KABUPATEN MALANG, NUSANTARA NEWS CHANNEL – Presiden Prabowo Subianto menegaskan komitmen pemerintah untuk terus melakukan efisiensi anggaran negara sebagai langkah strategis dalam mempercepat penghapusan kelaparan, kemiskinan, dan kemiskinan ekstrem di Indonesia. Bahkan, Presiden menyatakan anggaran sektor pertahanan maupun kepolisian dapat dikurangi apabila diperlukan untuk memenuhi kebutuhan dasar masyarakat.
Pernyataan tersebut disampaikan Presiden Prabowo usai memimpin Panen Raya Serentak di Kabupaten Malang, Jawa Timur, Jumat (17/7/2026).
“Kita harus hilangkan kelaparan. Kita harus hilangkan kemiskinan, apalagi kemiskinan ekstrem. Kita akan hemat anggaran, kita akan bikin efisien. Bila perlu anggaran pertahanan kita kurangi, anggaran polisi kita kurangi, untuk menghilangkan kemiskinan,” tegas Presiden.
Menurut Prabowo, efisiensi anggaran merupakan bagian dari strategi besar pemerintah dalam mempersiapkan Indonesia menjadi salah satu kekuatan ekonomi terbesar di dunia pada periode 2045–2050. Karena itu, pembangunan sumber daya manusia sejak usia dini menjadi prioritas utama.
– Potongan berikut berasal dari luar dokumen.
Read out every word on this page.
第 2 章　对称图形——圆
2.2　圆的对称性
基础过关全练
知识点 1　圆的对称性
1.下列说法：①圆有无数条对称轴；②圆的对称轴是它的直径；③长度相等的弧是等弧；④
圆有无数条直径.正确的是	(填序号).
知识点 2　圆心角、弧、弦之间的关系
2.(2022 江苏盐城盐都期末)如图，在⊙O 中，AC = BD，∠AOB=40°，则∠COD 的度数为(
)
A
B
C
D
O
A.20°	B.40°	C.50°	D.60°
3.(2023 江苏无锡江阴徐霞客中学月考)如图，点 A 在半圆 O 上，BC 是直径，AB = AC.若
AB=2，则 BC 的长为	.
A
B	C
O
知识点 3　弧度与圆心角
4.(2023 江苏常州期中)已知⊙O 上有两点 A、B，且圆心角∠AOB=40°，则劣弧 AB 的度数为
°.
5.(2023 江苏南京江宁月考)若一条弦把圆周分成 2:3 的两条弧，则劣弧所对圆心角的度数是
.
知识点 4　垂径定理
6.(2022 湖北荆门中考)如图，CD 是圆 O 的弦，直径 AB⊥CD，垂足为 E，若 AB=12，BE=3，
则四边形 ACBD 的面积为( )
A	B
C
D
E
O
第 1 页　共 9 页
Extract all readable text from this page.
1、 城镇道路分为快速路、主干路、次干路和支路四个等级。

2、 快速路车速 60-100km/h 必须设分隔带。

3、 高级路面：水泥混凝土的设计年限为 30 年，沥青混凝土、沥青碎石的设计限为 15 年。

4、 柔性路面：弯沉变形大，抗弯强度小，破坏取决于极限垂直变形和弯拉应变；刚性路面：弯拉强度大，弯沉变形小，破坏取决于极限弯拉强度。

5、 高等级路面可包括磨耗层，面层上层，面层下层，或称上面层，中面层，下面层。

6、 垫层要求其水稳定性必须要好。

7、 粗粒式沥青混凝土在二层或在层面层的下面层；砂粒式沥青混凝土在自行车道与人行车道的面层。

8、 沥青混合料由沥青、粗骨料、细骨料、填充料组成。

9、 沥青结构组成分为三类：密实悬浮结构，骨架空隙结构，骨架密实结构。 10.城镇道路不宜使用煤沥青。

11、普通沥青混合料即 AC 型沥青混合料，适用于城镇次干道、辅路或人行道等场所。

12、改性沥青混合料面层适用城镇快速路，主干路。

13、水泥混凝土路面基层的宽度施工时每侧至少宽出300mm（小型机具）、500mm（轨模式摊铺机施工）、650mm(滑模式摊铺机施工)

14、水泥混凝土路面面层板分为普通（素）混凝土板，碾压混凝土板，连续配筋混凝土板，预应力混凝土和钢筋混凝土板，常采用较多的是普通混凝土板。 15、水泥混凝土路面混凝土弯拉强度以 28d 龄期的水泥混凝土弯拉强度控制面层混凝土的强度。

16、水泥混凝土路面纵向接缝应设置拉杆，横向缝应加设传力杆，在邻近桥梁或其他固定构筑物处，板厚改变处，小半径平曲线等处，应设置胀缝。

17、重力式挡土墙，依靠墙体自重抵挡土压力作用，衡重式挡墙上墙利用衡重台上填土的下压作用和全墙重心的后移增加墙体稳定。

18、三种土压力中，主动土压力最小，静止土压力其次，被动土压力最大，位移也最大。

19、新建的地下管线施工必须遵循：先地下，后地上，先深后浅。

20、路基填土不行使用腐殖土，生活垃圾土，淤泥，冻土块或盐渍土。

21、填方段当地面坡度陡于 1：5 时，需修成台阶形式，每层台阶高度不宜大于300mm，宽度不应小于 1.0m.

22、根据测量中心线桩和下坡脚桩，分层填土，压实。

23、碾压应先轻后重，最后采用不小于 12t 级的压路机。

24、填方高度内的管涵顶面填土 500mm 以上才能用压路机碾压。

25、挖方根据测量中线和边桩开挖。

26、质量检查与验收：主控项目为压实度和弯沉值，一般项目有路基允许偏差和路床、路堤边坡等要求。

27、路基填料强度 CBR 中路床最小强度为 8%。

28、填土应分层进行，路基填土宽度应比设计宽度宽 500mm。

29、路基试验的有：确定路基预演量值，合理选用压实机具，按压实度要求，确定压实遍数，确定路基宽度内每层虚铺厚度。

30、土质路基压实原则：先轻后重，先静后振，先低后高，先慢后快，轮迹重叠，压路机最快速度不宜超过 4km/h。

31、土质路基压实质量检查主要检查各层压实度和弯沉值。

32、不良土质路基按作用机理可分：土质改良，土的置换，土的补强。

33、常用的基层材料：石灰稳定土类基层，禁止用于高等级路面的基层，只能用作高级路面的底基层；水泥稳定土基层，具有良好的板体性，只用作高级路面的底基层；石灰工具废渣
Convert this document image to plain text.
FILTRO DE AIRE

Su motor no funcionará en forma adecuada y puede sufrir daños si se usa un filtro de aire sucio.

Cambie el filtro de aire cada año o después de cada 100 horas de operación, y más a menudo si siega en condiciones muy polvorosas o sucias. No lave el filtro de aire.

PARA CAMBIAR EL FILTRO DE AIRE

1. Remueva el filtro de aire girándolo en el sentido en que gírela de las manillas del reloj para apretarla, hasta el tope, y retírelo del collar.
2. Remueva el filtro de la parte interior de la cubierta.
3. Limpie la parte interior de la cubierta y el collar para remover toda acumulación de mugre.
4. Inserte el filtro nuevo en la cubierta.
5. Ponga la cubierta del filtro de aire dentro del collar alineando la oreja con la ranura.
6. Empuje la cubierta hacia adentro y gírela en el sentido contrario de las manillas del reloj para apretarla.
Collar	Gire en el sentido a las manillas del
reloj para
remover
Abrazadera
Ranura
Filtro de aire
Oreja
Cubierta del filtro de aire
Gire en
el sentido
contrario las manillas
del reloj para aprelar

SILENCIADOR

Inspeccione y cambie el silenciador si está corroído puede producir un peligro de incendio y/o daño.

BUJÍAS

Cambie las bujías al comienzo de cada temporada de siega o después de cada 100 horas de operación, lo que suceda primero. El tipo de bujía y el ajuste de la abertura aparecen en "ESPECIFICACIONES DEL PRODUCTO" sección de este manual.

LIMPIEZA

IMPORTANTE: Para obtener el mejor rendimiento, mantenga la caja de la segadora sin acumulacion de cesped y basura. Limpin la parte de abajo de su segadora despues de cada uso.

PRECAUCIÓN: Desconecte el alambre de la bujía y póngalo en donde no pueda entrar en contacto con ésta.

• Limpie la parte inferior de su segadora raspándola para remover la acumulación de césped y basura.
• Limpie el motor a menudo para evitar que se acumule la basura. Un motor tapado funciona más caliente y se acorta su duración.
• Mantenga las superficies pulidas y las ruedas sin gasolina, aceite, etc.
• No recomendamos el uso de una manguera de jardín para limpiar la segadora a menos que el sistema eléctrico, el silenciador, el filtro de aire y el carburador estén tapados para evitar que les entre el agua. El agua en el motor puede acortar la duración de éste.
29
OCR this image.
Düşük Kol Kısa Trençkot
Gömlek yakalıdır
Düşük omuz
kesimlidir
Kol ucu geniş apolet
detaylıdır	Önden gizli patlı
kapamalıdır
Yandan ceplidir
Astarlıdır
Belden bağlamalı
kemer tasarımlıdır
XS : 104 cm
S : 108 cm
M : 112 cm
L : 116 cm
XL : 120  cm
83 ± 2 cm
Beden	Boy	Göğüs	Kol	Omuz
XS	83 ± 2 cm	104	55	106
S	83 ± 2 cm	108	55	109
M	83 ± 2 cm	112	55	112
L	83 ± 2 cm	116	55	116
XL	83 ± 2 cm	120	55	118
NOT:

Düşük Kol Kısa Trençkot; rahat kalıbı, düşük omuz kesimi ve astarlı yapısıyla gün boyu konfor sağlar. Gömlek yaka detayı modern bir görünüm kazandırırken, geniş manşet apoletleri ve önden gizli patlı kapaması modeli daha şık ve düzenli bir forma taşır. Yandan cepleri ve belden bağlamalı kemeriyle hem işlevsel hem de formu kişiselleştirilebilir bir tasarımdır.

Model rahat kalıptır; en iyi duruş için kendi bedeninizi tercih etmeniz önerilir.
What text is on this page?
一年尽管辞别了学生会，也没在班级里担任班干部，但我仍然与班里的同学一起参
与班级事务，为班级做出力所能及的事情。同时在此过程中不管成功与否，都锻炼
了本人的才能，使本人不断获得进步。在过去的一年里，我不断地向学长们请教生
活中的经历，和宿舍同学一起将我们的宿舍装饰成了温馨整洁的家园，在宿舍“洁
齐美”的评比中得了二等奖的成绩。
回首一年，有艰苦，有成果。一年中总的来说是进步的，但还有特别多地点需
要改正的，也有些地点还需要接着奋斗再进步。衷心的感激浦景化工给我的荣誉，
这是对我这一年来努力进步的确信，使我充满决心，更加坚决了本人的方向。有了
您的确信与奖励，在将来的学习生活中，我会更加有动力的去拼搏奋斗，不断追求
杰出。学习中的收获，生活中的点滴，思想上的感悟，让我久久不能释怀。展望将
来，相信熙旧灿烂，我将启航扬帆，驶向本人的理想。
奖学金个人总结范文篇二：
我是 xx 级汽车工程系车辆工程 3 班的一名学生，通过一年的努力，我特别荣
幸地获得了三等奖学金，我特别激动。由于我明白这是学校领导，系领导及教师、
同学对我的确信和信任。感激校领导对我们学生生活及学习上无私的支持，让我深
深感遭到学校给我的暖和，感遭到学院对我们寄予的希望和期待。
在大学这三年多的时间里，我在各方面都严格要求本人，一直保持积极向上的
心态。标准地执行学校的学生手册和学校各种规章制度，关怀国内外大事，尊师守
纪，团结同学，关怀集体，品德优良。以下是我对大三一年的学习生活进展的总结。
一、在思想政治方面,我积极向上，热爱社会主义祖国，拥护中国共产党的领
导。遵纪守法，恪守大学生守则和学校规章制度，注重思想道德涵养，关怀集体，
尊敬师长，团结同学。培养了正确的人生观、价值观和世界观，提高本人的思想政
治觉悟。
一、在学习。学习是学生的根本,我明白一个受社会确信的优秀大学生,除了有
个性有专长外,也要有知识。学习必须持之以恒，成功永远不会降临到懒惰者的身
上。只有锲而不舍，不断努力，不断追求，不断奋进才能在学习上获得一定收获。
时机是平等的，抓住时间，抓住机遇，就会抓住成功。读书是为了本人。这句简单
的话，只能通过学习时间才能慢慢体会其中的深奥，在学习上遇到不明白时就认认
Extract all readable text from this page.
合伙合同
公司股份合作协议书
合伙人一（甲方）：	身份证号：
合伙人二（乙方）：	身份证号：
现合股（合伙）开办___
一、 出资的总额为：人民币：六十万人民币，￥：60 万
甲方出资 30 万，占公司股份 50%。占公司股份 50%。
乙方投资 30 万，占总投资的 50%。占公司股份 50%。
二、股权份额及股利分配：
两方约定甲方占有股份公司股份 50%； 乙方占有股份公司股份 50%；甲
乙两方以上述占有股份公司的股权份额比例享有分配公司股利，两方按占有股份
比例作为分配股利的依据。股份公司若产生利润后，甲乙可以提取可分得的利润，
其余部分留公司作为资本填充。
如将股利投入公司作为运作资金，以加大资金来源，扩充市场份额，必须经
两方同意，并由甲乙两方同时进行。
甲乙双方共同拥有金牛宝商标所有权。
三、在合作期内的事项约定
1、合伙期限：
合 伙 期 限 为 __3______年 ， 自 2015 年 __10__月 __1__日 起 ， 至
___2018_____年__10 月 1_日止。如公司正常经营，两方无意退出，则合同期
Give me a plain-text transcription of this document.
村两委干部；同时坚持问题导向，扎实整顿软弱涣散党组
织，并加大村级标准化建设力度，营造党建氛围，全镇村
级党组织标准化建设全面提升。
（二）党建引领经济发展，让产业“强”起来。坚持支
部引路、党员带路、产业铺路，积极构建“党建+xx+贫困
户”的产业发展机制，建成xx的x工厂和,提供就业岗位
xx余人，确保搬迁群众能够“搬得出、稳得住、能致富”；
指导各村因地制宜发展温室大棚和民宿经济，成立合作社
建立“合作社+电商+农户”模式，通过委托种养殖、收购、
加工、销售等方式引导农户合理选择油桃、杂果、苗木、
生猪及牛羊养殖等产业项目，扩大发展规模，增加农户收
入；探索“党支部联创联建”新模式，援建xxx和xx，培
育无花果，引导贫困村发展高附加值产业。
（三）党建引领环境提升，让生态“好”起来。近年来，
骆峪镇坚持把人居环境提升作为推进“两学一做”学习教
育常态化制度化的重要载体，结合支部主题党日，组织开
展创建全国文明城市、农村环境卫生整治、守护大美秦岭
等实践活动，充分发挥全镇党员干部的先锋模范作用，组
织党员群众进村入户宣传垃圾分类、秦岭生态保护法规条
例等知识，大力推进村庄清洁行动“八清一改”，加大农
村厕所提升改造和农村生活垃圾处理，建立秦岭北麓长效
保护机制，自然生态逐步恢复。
Presiden menilai generasi muda saat ini akan menjadi penentu masa depan bangsa. Oleh sebab itu, pemerintah harus memastikan setiap anak Indonesia tumbuh sehat, memperoleh pendidikan yang baik, serta memiliki kualitas sumber daya manusia yang mampu membawa Indonesia menjadi negara maju.
“Kalau kita sekarang tidak mengurus anak-anak itu, bagaimana mereka akan membawa Indonesia menjadi negara keempat terbesar di dunia,” ujarnya.
Prabowo juga menegaskan bahwa kekuatan suatu negara tidak hanya diukur dari kemampuan pertahanan dan keamanan, tetapi juga dari tingkat kesejahteraan rakyatnya. Menurutnya, masyarakat yang sehat, kuat, dan sejahtera merupakan fondasi utama bagi pertahanan nasional.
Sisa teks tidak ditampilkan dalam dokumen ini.